Ne serait-il pas plus agréable d’avancer dans la vie en sachant vraiment ce que vous en attendez, ce à côté de quoi vous ne voulez pas passer, quelles sont vos vraies priorités ?

Alors prenez le temps de réfléchir vraiment à cette question et visualisez en détail la vie que vous voudriez avoir dans 5 ans. Et ne vous contentez pas d’en rêver, écrivez-le noir sur blanc, avec tous les détails que vous pourrez !

Je sais, l’exercice n’est pas simple. Alors laissez-moi vous suggérer une méthode :

  • prenez une feuille de papier ou un petit carnet que vous allez laisser bien en évidence, à un endroit où vous passez souvent. Si cela peut vous aider, inscrivez dessus, en grosses lettres : “DANS CINQ ANS…” ;
  • chaque fois qu’une idée vous viendra cette semaine à ce sujet, notez-la sur votre feuille ou dans votre carnet. Ne censurez rien. Laissez sortir ce qui remonte en vous ;
  • tous les jours, trouvez quelques minutes pour vous isoler, fermer les yeux et penser à votre vie dans 5 ans; endormez-vous en pensant à cette question. Là aussi, laissez venir toutes les images, toutes les sensations, puis notez-les ;
  • à la fin de la semaine, relisez tout ce que vous avez noté “en vrac” et cette fois, comme à l’école lorsqu’on vous demandait d’écrire une rédaction, racontez cette belle histoire, votre vie dans 5 ans, décrivez-la en détail, prenez-y du plaisir, autorisez-vous le succès et l’abondance, pointez sur ce qui vous est indispensable, ceux qui vous sont indispensables, dans ce tableau que vous êtes en train de peindre ;
  • Ce petit texte (allez, 10 lignes au minimum, ce n’est rien 10 lignes, même si vous écrivez petit), ce sera le marqueur d’un défi relevé.

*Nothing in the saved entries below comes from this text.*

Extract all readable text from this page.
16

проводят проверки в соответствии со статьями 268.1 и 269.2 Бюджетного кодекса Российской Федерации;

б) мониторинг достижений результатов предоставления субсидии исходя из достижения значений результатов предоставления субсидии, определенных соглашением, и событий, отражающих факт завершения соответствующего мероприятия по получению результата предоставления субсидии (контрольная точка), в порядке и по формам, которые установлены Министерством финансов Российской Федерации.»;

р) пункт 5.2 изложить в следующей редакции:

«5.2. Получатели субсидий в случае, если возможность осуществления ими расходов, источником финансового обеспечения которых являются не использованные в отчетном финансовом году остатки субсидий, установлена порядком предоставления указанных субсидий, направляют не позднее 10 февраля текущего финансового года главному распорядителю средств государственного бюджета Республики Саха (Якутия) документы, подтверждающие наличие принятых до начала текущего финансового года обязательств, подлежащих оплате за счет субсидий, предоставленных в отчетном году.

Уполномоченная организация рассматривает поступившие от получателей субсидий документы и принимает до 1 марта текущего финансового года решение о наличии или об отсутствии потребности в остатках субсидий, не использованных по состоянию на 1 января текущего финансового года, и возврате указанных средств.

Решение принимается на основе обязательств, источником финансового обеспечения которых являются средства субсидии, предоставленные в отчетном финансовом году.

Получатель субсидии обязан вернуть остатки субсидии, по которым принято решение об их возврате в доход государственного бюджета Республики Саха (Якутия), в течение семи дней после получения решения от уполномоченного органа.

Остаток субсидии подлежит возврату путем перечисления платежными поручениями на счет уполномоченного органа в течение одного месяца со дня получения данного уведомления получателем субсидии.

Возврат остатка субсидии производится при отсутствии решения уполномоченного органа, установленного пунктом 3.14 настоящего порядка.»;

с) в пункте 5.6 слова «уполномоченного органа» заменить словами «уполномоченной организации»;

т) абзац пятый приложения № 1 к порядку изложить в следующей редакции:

Lorsque votre “rédaction” sera terminée, surtout gardez la précieusement et relisez-là souvent. Car ce que vous aurez fait là, en réalité, c’est déjà le premier pas vers cette vie dont vous rêvez. À partir de là, vous pourrez vous fixer des objectifs précis et concrets, à court et moyen terme, prendre des décisions éclairées, apprendre à dire non à ce qui n’a pas sa place dans votre tableau….. Mais tout ça, c’est une autre histoire et nous y reviendrons bien sûr, dans d’autres défis.